If Brown has decided anything, he hasn't yet said what.

"The umpires haven't reported it and nothing's been sent in yet, not the balls or what was on the glove," a spokesman said. "The only people who have accused him are the Yankee broadcasters."

TV cameras zoomed in on Sutton's hands during the game, which the Yankees won, 3-2, in Anaheim, Calif. Don Carney, who runs the show for New York's WPIX-TV, said he isolated a camera on Sutton partly because of reputation.

"When Sutton took his glove off he was rubbing his pitching hand into the palm of his hand and, when he removed it, you could see in the center of his palm a little square," Carney said.

Sutton said the Band-Aid covered a blister. The Yankees didn't ask that any balls be checked, although home plate umpire Rick Reed tossed out the ball after Rick Cerone struck out in the fifth inning.

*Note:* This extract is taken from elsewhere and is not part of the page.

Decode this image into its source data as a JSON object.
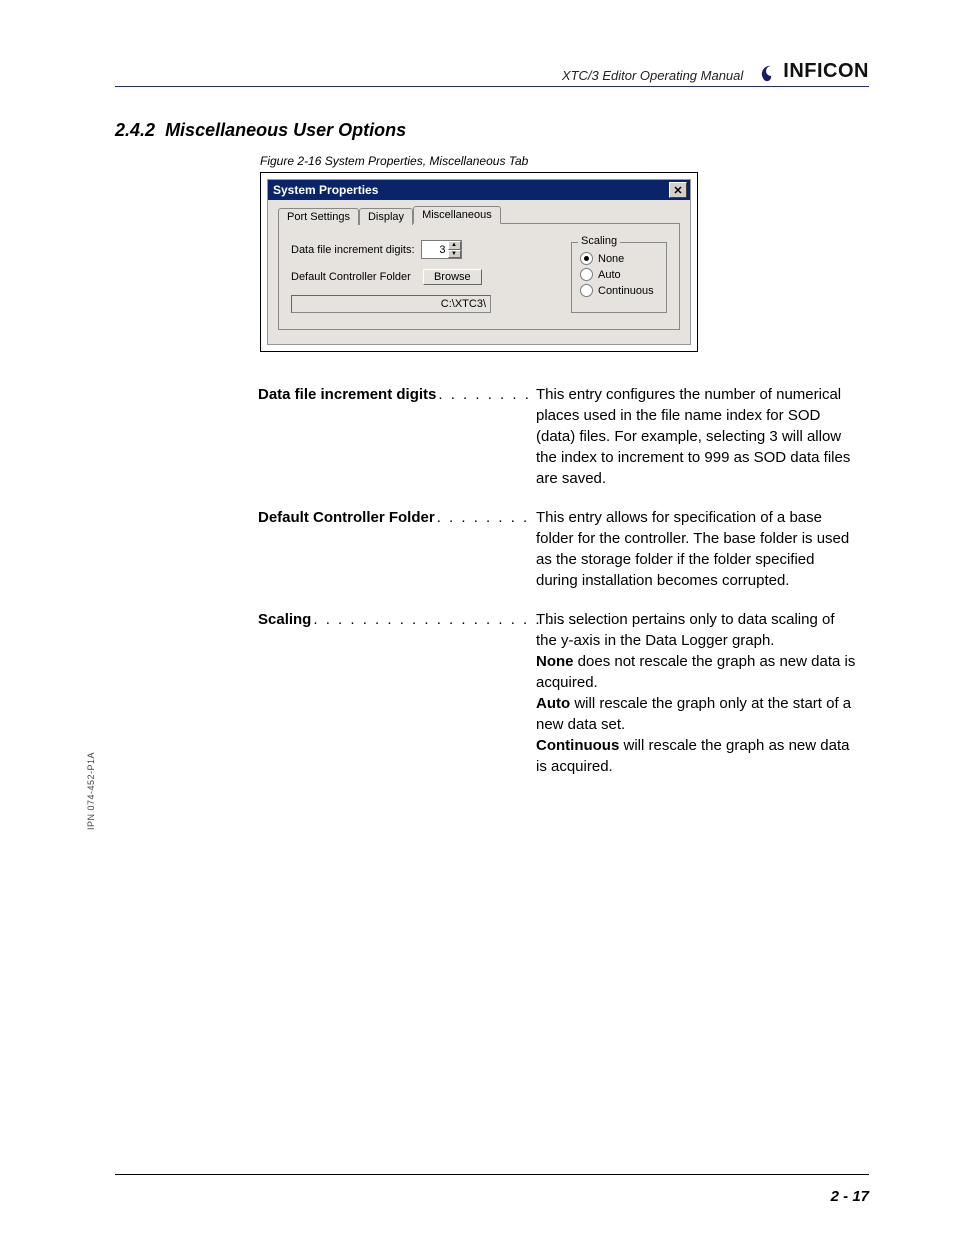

Jim Palmer, who used to pitch for the Baltimore Orioles, said Sutton told him several years ago how to scuff balls.

Palmer said he tried it once "in the bullpen" but "the sandpaper kept falling off my hand and my skin was coming off because glue was taking it with it. All I got was Super Glue burn."

He pitched against Sutton in the last game of the 1982 season, the game that decided the AL pennant. Palmer said Sutton rubbed the league president's name off one ball. "I showed it to the umpire," Palmer said, "and he just kind of laughed . . .

"If you can get away with it," Palmer said, "more power to you."